An Old Idea

I’ve been giving some thought to parsing microformats lately. A few threads seem to be converging…

The first is that it’s hard to parse microformats. You can hand-write a parser in a little bit of time that’s 80% right. But getting all of the hcard rules, e.g., encoded is tricky. It’s reasonable to assume, therefore, that there are a lot of 80% parsers out there like the one I wrote for my Ray Ozzie Clipboard example.

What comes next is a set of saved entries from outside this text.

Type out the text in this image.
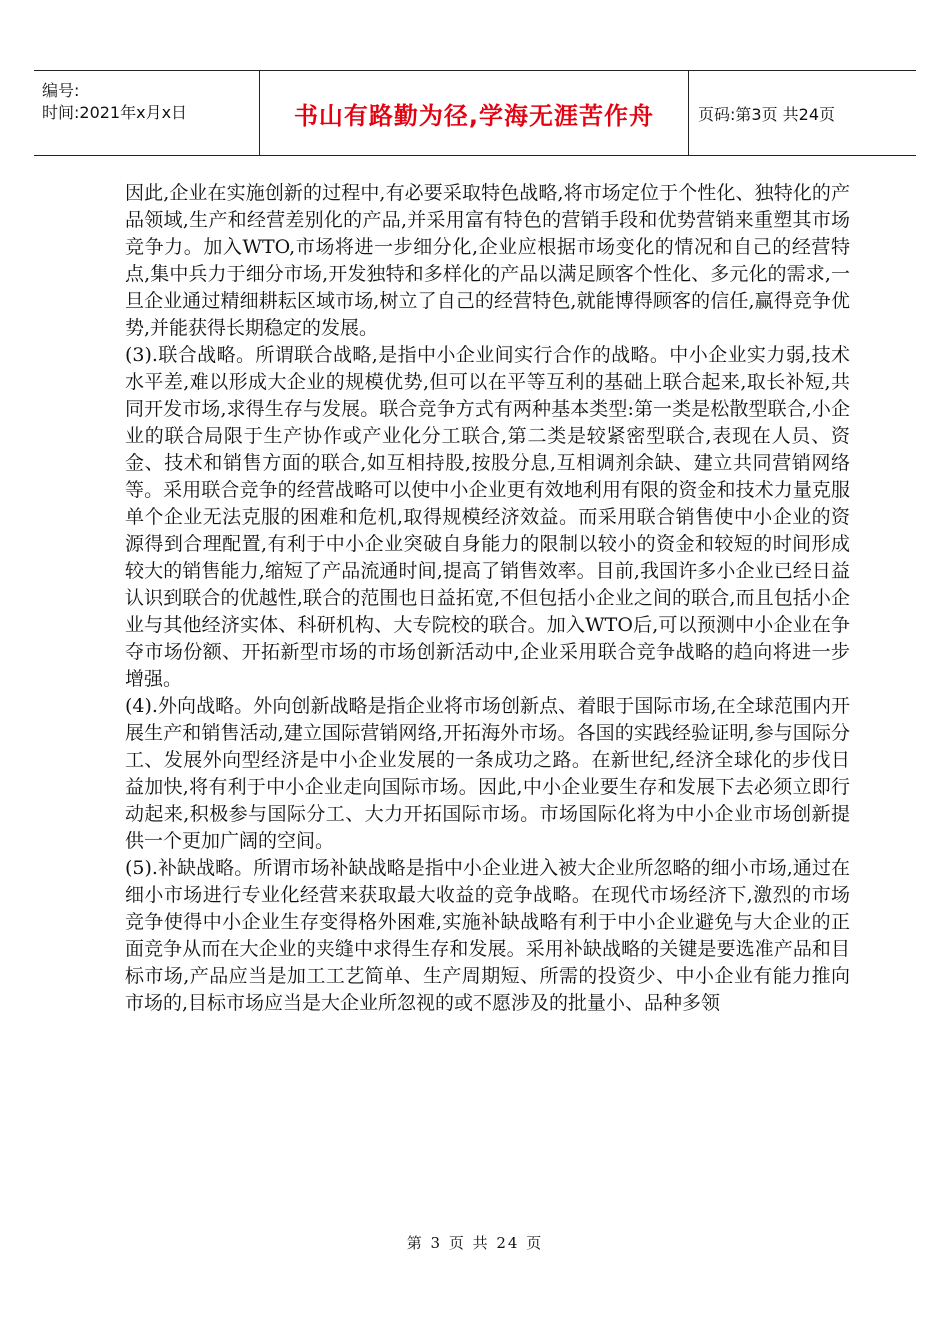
编号:
时间:2021年x月x日	书山有路勤为径,学海无涯苦作舟	页码:第3页 共24页

因此,企业在实施创新的过程中,有必要采取特色战略,将市场定位于个性化、独特化的产品领域,生产和经营差别化的产品,并采用富有特色的营销手段和优势营销来重塑其市场竞争力。加入WTO,市场将进一步细分化,企业应根据市场变化的情况和自己的经营特点,集中兵力于细分市场,开发独特和多样化的产品以满足顾客个性化、多元化的需求,一旦企业通过精细耕耘区域市场,树立了自己的经营特色,就能博得顾客的信任,赢得竞争优势,并能获得长期稳定的发展。

(3).联合战略。所谓联合战略,是指中小企业间实行合作的战略。中小企业实力弱,技术水平差,难以形成大企业的规模优势,但可以在平等互利的基础上联合起来,取长补短,共同开发市场,求得生存与发展。联合竞争方式有两种基本类型:第一类是松散型联合,小企业的联合局限于生产协作或产业化分工联合,第二类是较紧密型联合,表现在人员、资金、技术和销售方面的联合,如互相持股,按股分息,互相调剂余缺、建立共同营销网络等。采用联合竞争的经营战略可以使中小企业更有效地利用有限的资金和技术力量克服单个企业无法克服的困难和危机,取得规模经济效益。而采用联合销售使中小企业的资源得到合理配置,有利于中小企业突破自身能力的限制以较小的资金和较短的时间形成较大的销售能力,缩短了产品流通时间,提高了销售效率。目前,我国许多小企业已经日益认识到联合的优越性,联合的范围也日益拓宽,不但包括小企业之间的联合,而且包括小企业与其他经济实体、科研机构、大专院校的联合。加入WTO后,可以预测中小企业在争夺市场份额、开拓新型市场的市场创新活动中,企业采用联合竞争战略的趋向将进一步增强。

(4).外向战略。外向创新战略是指企业将市场创新点、着眼于国际市场,在全球范围内开展生产和销售活动,建立国际营销网络,开拓海外市场。各国的实践经验证明,参与国际分工、发展外向型经济是中小企业发展的一条成功之路。在新世纪,经济全球化的步伐日益加快,将有利于中小企业走向国际市场。因此,中小企业要生存和发展下去必须立即行动起来,积极参与国际分工、大力开拓国际市场。市场国际化将为中小企业市场创新提供一个更加广阔的空间。

(5).补缺战略。所谓市场补缺战略是指中小企业进入被大企业所忽略的细小市场,通过在细小市场进行专业化经营来获取最大收益的竞争战略。在现代市场经济下,激烈的市场竞争使得中小企业生存变得格外困难,实施补缺战略有利于中小企业避免与大企业的正面竞争从而在大企业的夹缝中求得生存和发展。采用补缺战略的关键是要选准产品和目标市场,产品应当是加工工艺简单、生产周期短、所需的投资少、中小企业有能力推向市场的,目标市场应当是大企业所忽视的或不愿涉及的批量小、品种多领

第 3 页 共 24 页
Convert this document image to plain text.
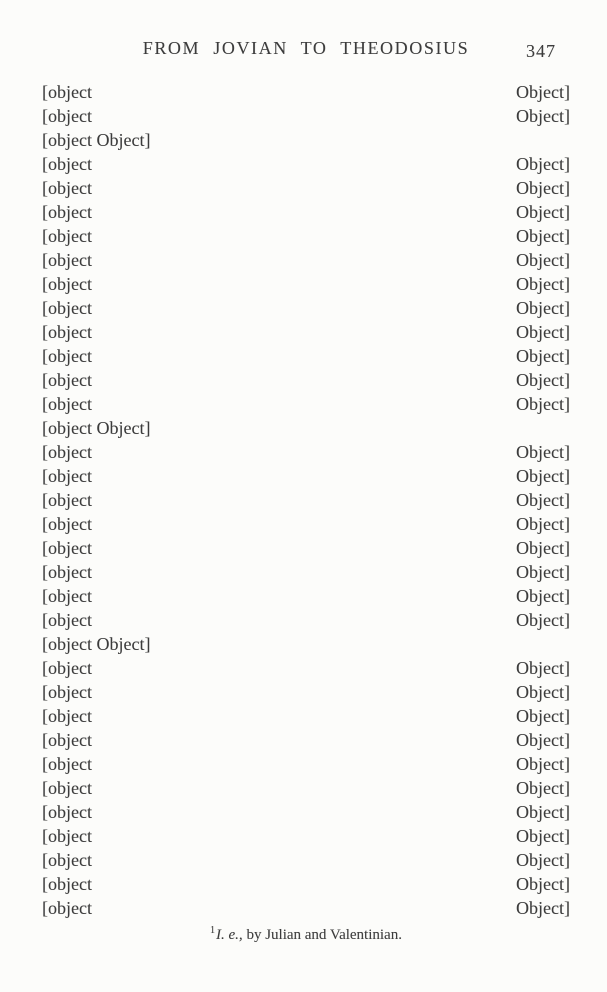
FROM JOVIAN TO THEODOSIUS	347
[object Object]
[object Object]
[object Object]
[object Object]
[object Object]
[object Object]
[object Object]
[object Object]
[object Object]
[object Object]
[object Object]
[object Object]
[object Object]
[object Object]
[object Object]
[object Object]
[object Object]
[object Object]
[object Object]
[object Object]
[object Object]
[object Object]
[object Object]
[object Object]
[object Object]
[object Object]
[object Object]
[object Object]
[object Object]
[object Object]
[object Object]
[object Object]
[object Object]
[object Object]
[object Object]
$^1$I. e., by Julian and Valentinian.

The second issue relates to hatom, which uses different class names for the same concept at different scopes. For example, the entry title is called “entry-title” not “title”. I asked Ryan about this when I saw him at www2006, and he told me that they vacillated on this decision, but they settled on “entry-title” because people can nest other microformats inside hatom, and so it would be easier for the parser writers if there were no colliding class names, even in different microformats. In fact, he suggested that they’d probably made a mistake with hcard, since the class names were so likely to collide with other microformats. Ok, so in other words “entry-title” is a hack around the problem of it being hard to parse microformats, and we can expect more of these.

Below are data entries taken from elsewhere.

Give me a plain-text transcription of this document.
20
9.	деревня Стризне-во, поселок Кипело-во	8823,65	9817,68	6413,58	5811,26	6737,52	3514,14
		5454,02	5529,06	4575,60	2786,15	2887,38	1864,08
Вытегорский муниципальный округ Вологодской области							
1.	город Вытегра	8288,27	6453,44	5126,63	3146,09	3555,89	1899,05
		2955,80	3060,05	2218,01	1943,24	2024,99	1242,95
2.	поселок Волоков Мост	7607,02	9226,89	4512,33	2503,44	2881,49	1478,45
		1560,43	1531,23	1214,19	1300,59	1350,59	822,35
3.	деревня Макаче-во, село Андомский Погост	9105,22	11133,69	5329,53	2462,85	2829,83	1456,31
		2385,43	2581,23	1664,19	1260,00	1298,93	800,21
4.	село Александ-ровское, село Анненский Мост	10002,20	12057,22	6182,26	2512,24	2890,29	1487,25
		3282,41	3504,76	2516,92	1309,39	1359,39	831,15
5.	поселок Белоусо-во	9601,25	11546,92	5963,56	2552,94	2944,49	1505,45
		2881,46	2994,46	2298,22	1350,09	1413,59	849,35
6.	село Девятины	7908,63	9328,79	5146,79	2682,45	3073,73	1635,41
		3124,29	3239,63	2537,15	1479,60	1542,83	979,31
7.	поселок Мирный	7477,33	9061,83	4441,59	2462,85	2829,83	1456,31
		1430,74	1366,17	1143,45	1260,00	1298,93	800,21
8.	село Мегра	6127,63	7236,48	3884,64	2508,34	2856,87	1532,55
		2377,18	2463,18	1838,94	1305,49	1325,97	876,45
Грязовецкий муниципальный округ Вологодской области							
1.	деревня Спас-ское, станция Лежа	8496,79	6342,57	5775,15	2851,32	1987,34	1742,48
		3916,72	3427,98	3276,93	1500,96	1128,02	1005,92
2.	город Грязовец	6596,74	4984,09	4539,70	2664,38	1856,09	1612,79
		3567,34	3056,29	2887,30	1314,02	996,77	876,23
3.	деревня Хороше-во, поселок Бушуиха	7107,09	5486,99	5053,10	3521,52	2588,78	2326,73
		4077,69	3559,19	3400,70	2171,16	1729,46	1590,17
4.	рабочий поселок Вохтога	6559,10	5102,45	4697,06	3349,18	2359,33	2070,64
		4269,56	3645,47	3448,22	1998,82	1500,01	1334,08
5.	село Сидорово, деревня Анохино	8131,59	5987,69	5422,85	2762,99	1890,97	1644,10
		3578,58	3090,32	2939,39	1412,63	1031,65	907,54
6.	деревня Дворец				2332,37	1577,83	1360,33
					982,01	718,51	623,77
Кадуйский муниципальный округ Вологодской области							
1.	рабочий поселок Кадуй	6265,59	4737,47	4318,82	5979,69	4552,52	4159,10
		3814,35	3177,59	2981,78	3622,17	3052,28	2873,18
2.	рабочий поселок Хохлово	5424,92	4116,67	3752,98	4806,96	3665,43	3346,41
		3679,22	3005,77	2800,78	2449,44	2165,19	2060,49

When I bumped into Brian at the same event, I commented that microformats really have a problem with nesting. He agreed. He said it put a burden on the parser writer to potentially have to understand all microformats in order to reliably parse web pages that contain them.

So,

  1. It’s a lot of trouble to write a parser
  2. Bad parsers will proliferate
  3. Microformats are evolving toward being easier to parse, not easier to create
  4. It’s not clear how you can nest microformats w/o knowing how parsers will behave
  5. Users are discouraged from inventing their own specialized microformats, presumably because of the risk of collisions and difficulty others will have in parsing them

My proposal is that we employ a very old solution to this problem: create proper, machine-readable schemas or grammars for each microformat.

The schema…

  1. is a formal specification of the microformat
  2. can be used to generate parsers (like yacc)
  3. can be used to dynamically parse new microformats
  4. is language-neutral

Here’s a fragment of a schema for hcard in a BNF-inspired syntax:

{vcard} ::= {fn} {n} [{org}] [{url}] [{email}] [{photo}] [{tel}]
{n} ::= {fn}
{tel} ::= ({tel-entry})
{tel-entry} ::= [{type}] {value}
{url} ::= a@href
{email} ::= a@href
{photo} ::= img@src | object@data
{fn} ::= body
{org} ::= body
{type} ::= body
{value} ::= body

Note that it has domain-knowledge of HTML (e.g., “img@src”, which means pull the value out of the src attribute of an img tag, and “body” means pull the body of the tag). This syntax doesn’t encode all of the kinds of rules you’ll find in the hcard spec, but it probably could be extended to do so. (Note that a link could be added to the header of web pages pointing to the schema.)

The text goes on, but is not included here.